So, how do we fund British industry then?
The Jobs Foundation has a report out mulling over how we fund British industry. The analysis is, in one form, typical of the reports that have been issued over the decades. We have vague memories of the Wilson Report which said some of the same things. There’s a gap in getting the savings of the people into the equity of small and growing businesses, a gap that we’d really like to try and fill. Stock markets are more places to save, rather than to raise investment, these days. Or, even, to cash out from successful investments. This then means that the equity investing in the small and growing businesses is done in private rather than publicly where all may contribute.
This then leads to “too many” saving “too much” in simple cash and this is something we’d like to change.
The analysis is fine - fair and accurate. We would add one little point which is that cash savings fund the loan books of the banks - yes, we’re aware of modern monetary theory, banks just create credit when they lend and so on. But it is still true that deposits fund loan books even if the loanable funds theory isn’t quite so. The funding of a loan comes after the loan is made that is - deposits still fund loans. So in the grander sense cash savings are not a waste to the economy, they are deployed, through the banks. But as the report also makes clear - and is correct upon - the rates on cash savings are distinctly worse than they’d likely be in equity investments. Cash saving, above a certain prudential level, is money wasting for the investor.

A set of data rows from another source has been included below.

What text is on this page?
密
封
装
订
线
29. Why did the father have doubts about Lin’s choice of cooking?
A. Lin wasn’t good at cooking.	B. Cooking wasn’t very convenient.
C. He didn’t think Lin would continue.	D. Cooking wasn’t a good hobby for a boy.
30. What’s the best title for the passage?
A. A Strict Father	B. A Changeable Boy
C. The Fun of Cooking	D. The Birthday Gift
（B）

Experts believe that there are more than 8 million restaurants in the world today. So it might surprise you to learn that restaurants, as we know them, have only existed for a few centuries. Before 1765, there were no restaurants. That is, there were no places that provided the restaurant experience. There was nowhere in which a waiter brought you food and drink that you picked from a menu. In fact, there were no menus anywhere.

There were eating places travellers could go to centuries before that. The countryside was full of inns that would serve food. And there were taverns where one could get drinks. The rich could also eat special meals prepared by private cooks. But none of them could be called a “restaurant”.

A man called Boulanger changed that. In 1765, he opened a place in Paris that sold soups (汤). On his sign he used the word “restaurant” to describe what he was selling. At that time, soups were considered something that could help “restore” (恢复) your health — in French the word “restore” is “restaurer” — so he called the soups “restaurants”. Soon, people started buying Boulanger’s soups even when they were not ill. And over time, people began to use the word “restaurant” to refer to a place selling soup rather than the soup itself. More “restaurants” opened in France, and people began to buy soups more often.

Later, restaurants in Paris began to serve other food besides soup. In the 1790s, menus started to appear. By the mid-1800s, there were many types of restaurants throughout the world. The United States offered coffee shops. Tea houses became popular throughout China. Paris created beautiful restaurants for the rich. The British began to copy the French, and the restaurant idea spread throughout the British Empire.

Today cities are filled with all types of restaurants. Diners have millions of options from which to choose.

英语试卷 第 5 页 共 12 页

Our own starting point here is that raising equity just costs too much. That there should be at least some prudential regulation against the usual spivs is logical. But the costs of equity raising quickly climb into the hundreds of thousands even for a modest capital raise. Meaning that there’s no point in trying to raise sums less than some millions - the very issue we’ve got being that we desire to solve the equity raising problem for those trying to fund things smaller than the main capital markets will look at. As this report says things like crowdfunding aid in filling this gap.
There have been varied attempts in this space, trying to fit in underneath the AIM market but they’ve usually suffered from both a lack of liquidity and also a creeping of rising costs which obviate the very point.
The report should be read because the analysis is spot on. This is a problem we do want to solve.